Courtesy of
HuffPo:
After a shooting in Charleston, South Carolina claimed nine lives, President Barack Obama called for the nation to come to terms with the fact that no other advanced country in the world suffers mass shootings as frequently as the U.S. It won’t be until we acknowledge this basic truth, he said, that we’ll realize we have the power to put an end to gun violence.
But that won’t happen until we learn more about the culture that drives gun ownership in the first place, according to Dr. Bindu Kalesan, a gun violence researcher at Columbia University's Mailman School of Public Health.

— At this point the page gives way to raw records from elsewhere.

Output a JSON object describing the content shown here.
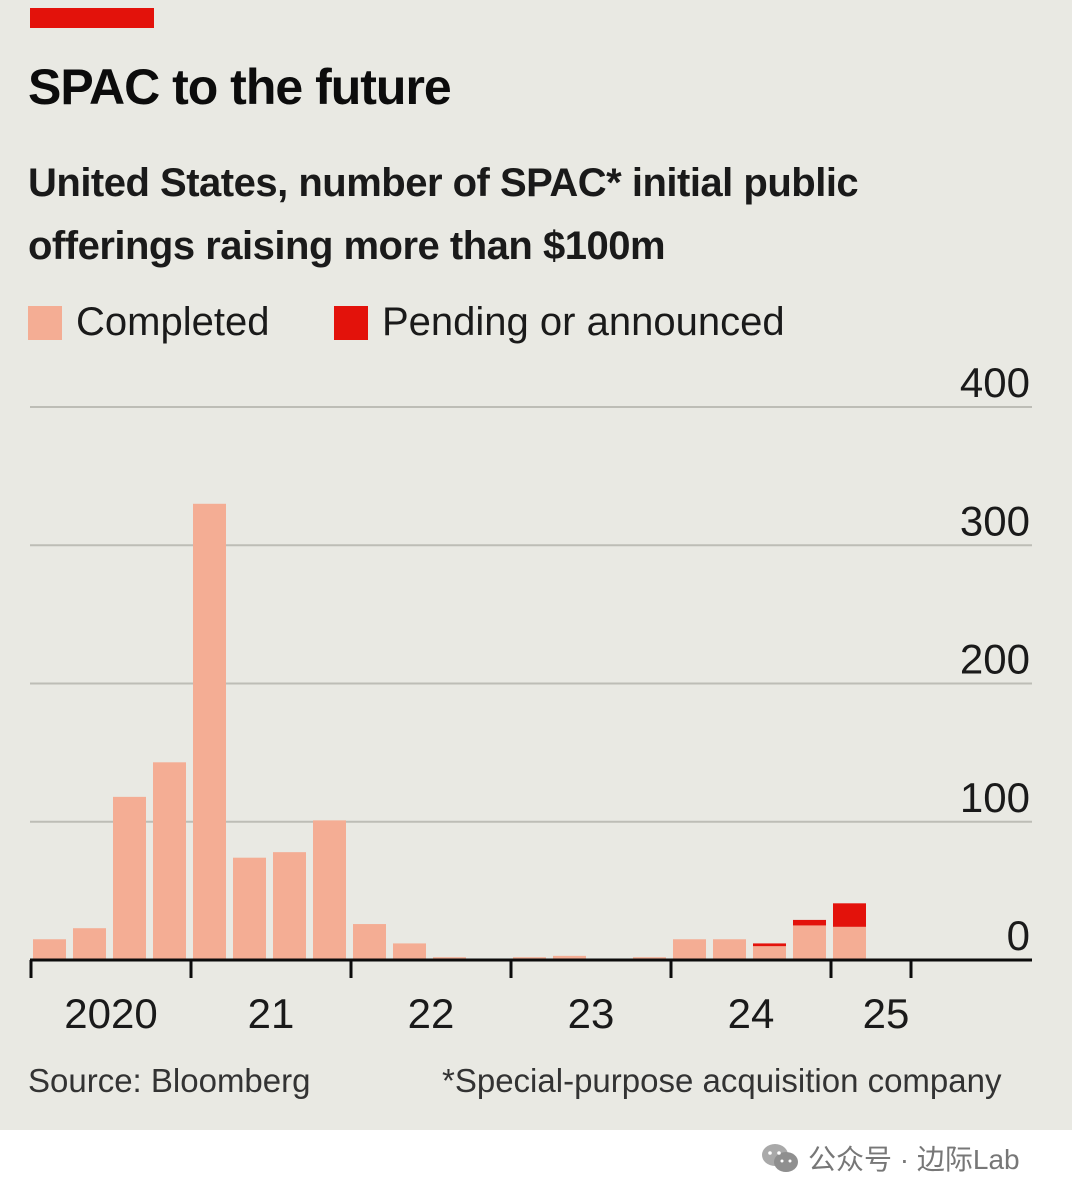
{
  "title": "SPAC to the future",
  "subtitle_line1": "United States, number of SPAC* initial public",
  "subtitle_line2": "offerings raising more than $100m",
  "source": "Source: Bloomberg",
  "footnote": "*Special-purpose acquisition company",
  "watermark": "公众号 · 边际Lab",
  "colors": {
    "completed": "#f4ad94",
    "pending": "#e3120b",
    "accent_bar": "#e3120b",
    "grid": "#bdbdb6",
    "axis": "#0c0c0c",
    "background": "#e9e9e3"
  },
  "chart_data": {
    "type": "bar",
    "stacked": true,
    "ylim": [
      0,
      400
    ],
    "yticks": [
      0,
      100,
      200,
      300,
      400
    ],
    "grid": true,
    "legend": "top-left",
    "categories": [
      "2020 Q1",
      "2020 Q2",
      "2020 Q3",
      "2020 Q4",
      "2021 Q1",
      "2021 Q2",
      "2021 Q3",
      "2021 Q4",
      "2022 Q1",
      "2022 Q2",
      "2022 Q3",
      "2022 Q4",
      "2023 Q1",
      "2023 Q2",
      "2023 Q3",
      "2023 Q4",
      "2024 Q1",
      "2024 Q2",
      "2024 Q3",
      "2024 Q4",
      "2025 Q1",
      "2025 Q2"
    ],
    "xtick_labels": [
      "2020",
      "21",
      "22",
      "23",
      "24",
      "25"
    ],
    "series": [
      {
        "name": "Completed",
        "values": [
          15,
          23,
          118,
          143,
          330,
          74,
          78,
          101,
          26,
          12,
          2,
          1,
          2,
          3,
          1,
          2,
          15,
          15,
          10,
          25,
          24,
          0
        ]
      },
      {
        "name": "Pending or announced",
        "values": [
          0,
          0,
          0,
          0,
          0,
          0,
          0,
          0,
          0,
          0,
          0,
          0,
          0,
          0,
          0,
          0,
          0,
          0,
          2,
          4,
          17,
          0
        ]
      }
    ]
  }
}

In a first step toward understanding who the typical American gun owner is, as well as the role guns play in their lives, she conducted a nationally representative online survey of 4,000 U.S. adults in 2013. The findings, published Monday in the journal Injury Prevention, reveal a wide range of gun ownership rates across the country as well as the profile of an average gun owner in America.
He’s white, married or divorced, high income, and over 55 years old. Unsurprisingly, he’s also more than twice as likely to be a member of “social gun culture” than those who don't own firearms. In all, almost one in three Americans owns at least one gun, but gun ownership rates vary widely across states. At 61.7 percent, Alaska has the highest rate of gun ownership, while Delaware has the lowest, at 5.2 percent.
HuffPo goes on to define “social gun culture” as a phenomenon in which friends or family would think less of you if you didn’t own a gun, and if your social life with friends and family involved guns.
Which to me sounds pretty accurate. And I certainly know people like that up here.
I have to admit that I am a little wigged out by a study about gun ownership that describes me so accurately.
Yes, I am white, 55 years old, and living in the state with the highest gun ownership in the country.
However I would not characterize myself as having a high income, and more importantly I DO NOT OWN ANY GUNS!
The article goes on to offer this chart which demonstrates that more gun ownership equals more gun deaths.
Which is a fact I know, which is why I DON'T OWN ANY GUNS!
Look I don't have any idea what it is about holding onto a piece of metal that we are conditioned to equate with male dominance and power that men find so appealing.
But I guess that might be due to the fact that the source of my own self confidence is more internal and not something that I can buy at the local Wal-Mart while I am out shopping for a new toilet plunger.